We had a giant china cabinet sitting here for some storage, but we have been wanting to replace it with floor to ceiling narrow cabinets.
This is the upper section of the giant china cabinet that was in place along the wall. (Base not shown) The base stuck out too much, and only the two center doors on the top open, so it wasn't very useful for cupboards, but buying new cabinets would be just too expensive and trying to stain new cabinets to match ours didn't sound easy at all.
A spreadsheet set as a grid and rectangular 'objects' can be used to really figure out what can be done with what you have. It looks like we will use almost all the upper cabinets in this stack with only needing to cut one in half, and one open section off another.
They match almost perfectly... even the hinges! Of course they will need a scrubbing and some refinishing to be ready.
Mostly the cabinets under and near the sink need some improvement.
The old varnish is damaged in places from water or fingernails.
One cabinet was a single door with a smaller opening that was hidden in the L shape of corner. This open end cut off to make a perfect length for one row with another cabinet.
Though some filing and additional trimming was needed to get a perfect fit, this cabinet was cut in half to stack as a 18 inch wide section.
I have removed the base trim so that the cabinets will fit flush to the wall.
12in Base cabinet pairs with 12in top to extend the original cabinets and give a "Wrap Around" effect to tie things together.
Some Lowes will still make one or two tile cuts when you buy your tiles. Yea! The small amount needed cut off the tile to fit it just right made a cute tiny back-splash. We chose these tiles because if you can't match your counter, compliment it. And it will make a nice little telephone area.

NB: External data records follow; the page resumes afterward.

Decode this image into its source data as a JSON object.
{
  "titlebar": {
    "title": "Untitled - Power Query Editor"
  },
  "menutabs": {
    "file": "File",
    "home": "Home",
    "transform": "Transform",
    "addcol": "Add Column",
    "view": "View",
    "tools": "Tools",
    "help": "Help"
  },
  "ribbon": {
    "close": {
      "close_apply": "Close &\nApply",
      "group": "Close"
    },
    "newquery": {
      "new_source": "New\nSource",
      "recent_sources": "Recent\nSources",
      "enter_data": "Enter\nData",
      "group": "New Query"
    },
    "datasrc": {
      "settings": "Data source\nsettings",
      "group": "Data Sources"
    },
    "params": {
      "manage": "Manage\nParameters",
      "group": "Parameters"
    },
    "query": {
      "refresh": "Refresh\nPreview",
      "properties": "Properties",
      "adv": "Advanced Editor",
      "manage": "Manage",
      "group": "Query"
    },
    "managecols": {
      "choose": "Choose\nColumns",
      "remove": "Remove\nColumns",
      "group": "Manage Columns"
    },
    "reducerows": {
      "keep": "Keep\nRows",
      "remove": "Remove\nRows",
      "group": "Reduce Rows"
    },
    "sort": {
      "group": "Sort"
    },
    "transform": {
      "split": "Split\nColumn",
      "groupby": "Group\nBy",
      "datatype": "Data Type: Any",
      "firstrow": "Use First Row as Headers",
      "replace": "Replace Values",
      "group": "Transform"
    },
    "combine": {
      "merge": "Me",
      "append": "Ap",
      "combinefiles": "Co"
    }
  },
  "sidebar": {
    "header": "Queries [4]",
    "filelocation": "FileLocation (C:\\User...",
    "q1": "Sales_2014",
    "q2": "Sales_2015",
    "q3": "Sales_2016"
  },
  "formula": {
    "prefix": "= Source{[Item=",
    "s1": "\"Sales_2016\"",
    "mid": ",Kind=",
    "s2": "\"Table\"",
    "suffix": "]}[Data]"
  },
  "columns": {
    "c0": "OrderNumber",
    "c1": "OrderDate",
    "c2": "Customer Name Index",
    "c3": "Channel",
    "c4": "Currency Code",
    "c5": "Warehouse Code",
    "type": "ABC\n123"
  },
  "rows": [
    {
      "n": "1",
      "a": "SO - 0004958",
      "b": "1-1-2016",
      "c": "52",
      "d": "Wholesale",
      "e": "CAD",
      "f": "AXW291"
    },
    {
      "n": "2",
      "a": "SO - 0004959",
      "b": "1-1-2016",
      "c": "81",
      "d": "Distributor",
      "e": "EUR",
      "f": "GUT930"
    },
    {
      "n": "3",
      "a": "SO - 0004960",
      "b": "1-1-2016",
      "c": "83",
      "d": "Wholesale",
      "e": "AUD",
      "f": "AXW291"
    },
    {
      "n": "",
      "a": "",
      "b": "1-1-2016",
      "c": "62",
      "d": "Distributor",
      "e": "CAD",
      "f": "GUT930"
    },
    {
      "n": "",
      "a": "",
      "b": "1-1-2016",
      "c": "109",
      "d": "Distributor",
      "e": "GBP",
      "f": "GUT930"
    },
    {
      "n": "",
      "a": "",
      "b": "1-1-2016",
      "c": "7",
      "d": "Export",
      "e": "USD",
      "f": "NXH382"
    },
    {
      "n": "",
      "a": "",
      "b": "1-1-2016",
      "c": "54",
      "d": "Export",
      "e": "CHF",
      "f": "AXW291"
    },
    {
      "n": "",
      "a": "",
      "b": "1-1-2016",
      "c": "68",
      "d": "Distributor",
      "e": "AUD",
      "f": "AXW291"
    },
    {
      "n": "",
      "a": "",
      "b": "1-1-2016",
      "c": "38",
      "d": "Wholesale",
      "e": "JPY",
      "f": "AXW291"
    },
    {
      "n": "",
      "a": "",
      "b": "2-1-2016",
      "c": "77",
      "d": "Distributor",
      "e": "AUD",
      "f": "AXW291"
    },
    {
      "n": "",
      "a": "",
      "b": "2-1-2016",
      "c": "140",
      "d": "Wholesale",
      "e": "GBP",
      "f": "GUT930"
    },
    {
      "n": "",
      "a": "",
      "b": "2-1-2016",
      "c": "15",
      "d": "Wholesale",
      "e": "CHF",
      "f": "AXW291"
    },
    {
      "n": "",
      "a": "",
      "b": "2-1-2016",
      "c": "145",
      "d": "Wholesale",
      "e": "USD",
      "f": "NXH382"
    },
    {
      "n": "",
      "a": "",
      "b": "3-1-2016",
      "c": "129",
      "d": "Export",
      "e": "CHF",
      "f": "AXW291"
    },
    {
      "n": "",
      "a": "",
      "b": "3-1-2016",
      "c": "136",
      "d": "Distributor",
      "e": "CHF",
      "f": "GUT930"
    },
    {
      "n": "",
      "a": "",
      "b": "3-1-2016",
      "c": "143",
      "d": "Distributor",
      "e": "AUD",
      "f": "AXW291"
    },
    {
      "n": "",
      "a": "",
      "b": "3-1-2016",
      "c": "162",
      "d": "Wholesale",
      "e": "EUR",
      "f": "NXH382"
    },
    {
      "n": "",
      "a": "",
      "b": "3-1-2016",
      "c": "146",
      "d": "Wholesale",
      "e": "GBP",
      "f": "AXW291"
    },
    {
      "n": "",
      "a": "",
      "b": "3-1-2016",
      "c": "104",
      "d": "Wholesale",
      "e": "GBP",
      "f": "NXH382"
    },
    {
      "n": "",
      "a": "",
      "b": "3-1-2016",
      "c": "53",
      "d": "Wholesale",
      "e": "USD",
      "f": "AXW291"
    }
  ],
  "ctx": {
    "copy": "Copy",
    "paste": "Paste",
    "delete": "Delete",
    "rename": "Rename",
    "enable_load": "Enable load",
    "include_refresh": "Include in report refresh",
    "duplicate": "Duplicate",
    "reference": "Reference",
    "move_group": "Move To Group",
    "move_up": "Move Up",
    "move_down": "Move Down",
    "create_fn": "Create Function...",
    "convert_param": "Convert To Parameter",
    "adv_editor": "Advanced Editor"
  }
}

Cleaning went well, and the oil stain rub-on was going good until I made the mistake of placing the tiny 8oz tin can on top of some coffee cans in front of the area I was working on... then opened my cupboard and hit the can. I swear! No less than 10 gallons of dark, oily liquid shot out of that thing and went onto everything from one end of the kitchen clear into the dining area and a huge puddle of thick stain on the floor! Took somewhere between 4 and 6 hours to clean up the majority using over half a bottle of pure concentrated orange cleaner, and am still finding spots that I missed.
Oil stain is rubbed on the cabinet, then the excess rubbed away so that the cracks and chips are filled in. The rest of the cabinets need it too. I am finding more and more scratches and chips as I inspect our cabinets. Might as well do them all!
We used Spray Polyurethane for the doors, and brush-on liquid for the frames inside.